The COFC’s decision reinforces the principle that an agency need not raise every item during discussions that could be improved. See FAR 15.306(d)(3). Per the FAR, the contracting officer (CO) is only required to raise significant weaknesses or deficiencies during discussions. See id. While the CO is "encouraged" to discuss other aspects of the proposal, the decision to do so rests within the CO’s discretion and judgment. See id. Against this backdrop, the fact that your Company’s proposal was "acceptable" could allow the agency to remain tight-lipped about an area of concern and could ultimately cost your Company the award. While such a turn of events must be squared against the FAR’s direction that discussions should "maximiz[e] the Government’s ability to obtain best value," it remains a very real possibility. Thus, it is certainly worthwhile to go the extra mile to ensure that your Company’s proposal makes an "excellent" – and not just a "good" – first impression.

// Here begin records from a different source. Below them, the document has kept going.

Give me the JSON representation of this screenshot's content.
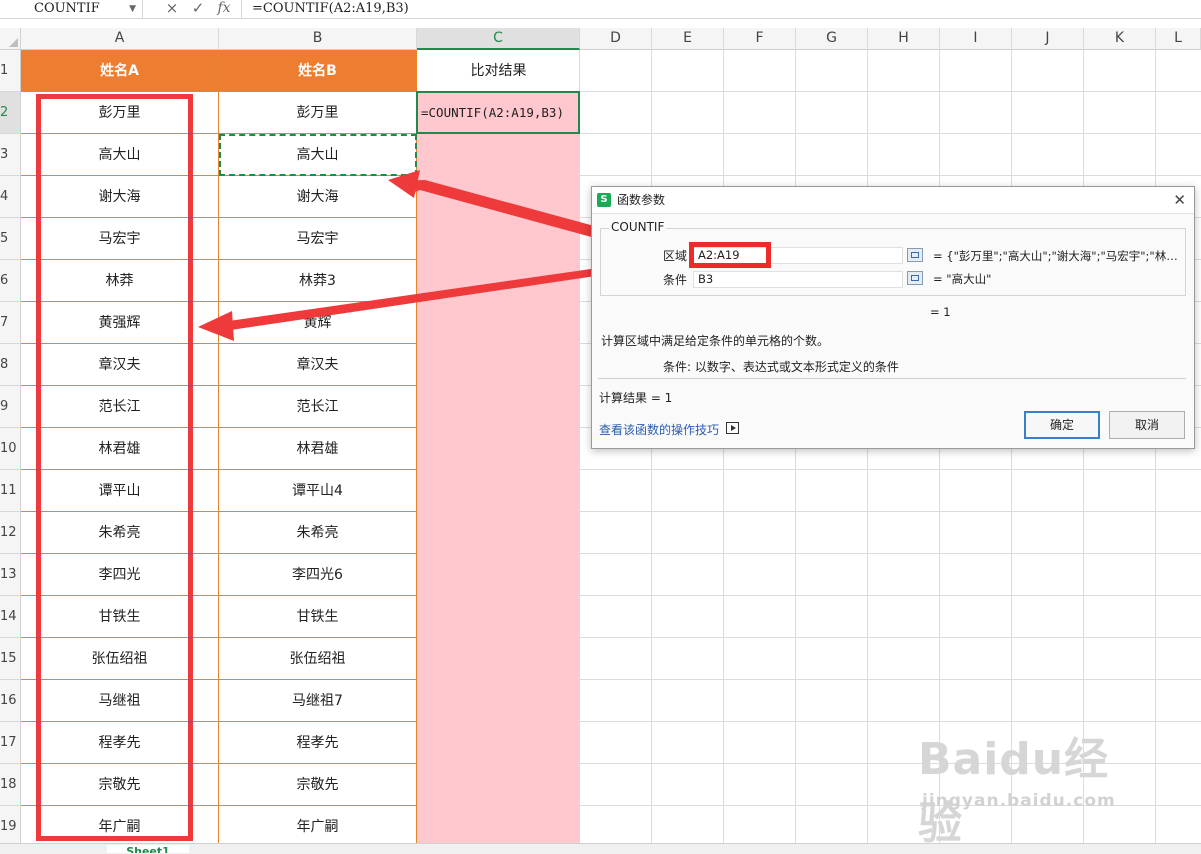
{
  "formula_bar": {
    "name_box": "COUNTIF",
    "cancel_icon": "×",
    "confirm_icon": "✓",
    "fx_label": "fx",
    "formula": "=COUNTIF(A2:A19,B3)"
  },
  "columns": [
    "A",
    "B",
    "C",
    "D",
    "E",
    "F",
    "G",
    "H",
    "I",
    "J",
    "K",
    "L"
  ],
  "rows": [
    "1",
    "2",
    "3",
    "4",
    "5",
    "6",
    "7",
    "8",
    "9",
    "10",
    "11",
    "12",
    "13",
    "14",
    "15",
    "16",
    "17",
    "18",
    "19"
  ],
  "header_row": {
    "a": "姓名A",
    "b": "姓名B",
    "c": "比对结果"
  },
  "col_a": [
    "彭万里",
    "高大山",
    "谢大海",
    "马宏宇",
    "林莽",
    "黄强辉",
    "章汉夫",
    "范长江",
    "林君雄",
    "谭平山",
    "朱希亮",
    "李四光",
    "甘铁生",
    "张伍绍祖",
    "马继祖",
    "程孝先",
    "宗敬先",
    "年广嗣"
  ],
  "col_b": [
    "彭万里",
    "高大山",
    "谢大海",
    "马宏宇",
    "林莽3",
    "黄辉",
    "章汉夫",
    "范长江",
    "林君雄",
    "谭平山4",
    "朱希亮",
    "李四光6",
    "甘铁生",
    "张伍绍祖",
    "马继祖7",
    "程孝先",
    "宗敬先",
    "年广嗣"
  ],
  "active_cell_text": "=COUNTIF(A2:A19,B3)",
  "sheet_tab": "Sheet1",
  "dialog": {
    "title": "函数参数",
    "logo": "S",
    "close": "✕",
    "function_name": "COUNTIF",
    "range_label": "区域",
    "range_value": "A2:A19",
    "range_result": "= {\"彭万里\";\"高大山\";\"谢大海\";\"马宏宇\";\"林…",
    "criteria_label": "条件",
    "criteria_value": "B3",
    "criteria_result": "= \"高大山\"",
    "eq_result": "= 1",
    "description": "计算区域中满足给定条件的单元格的个数。",
    "param_desc": "条件:   以数字、表达式或文本形式定义的条件",
    "calc_result": "计算结果  =  1",
    "help_link": "查看该函数的操作技巧",
    "ok": "确定",
    "cancel": "取消"
  },
  "watermark": {
    "main": "Baidu经验",
    "sub": "jingyan.baidu.com"
  },
  "colors": {
    "header_orange": "#ed7d31",
    "highlight_pink": "#ffc7ce",
    "annotation_red": "#ee3a3a",
    "select_green": "#1f8a4c"
  }
}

It is, of course, paradoxical that an inferior offer is entitled to more information from the Government than a “good” one, and thus to better insight into what must be done to cross the finish line ahead of the competition. But this paradox is the law. The late Erwin Griswold was often fond of saying that “Good is the enemy of excellence.” The Dean may have been speaking in general terms when he dispensed this sage advice to his students and colleagues. As Structural Associates demonstrates, however, his advice has direct applicability to proposal preparation. Maybe the former Dean of the Harvard Law School and Solicitor General of the United States under two Presidents was, at heart, a frustrated Government contracts lawyer.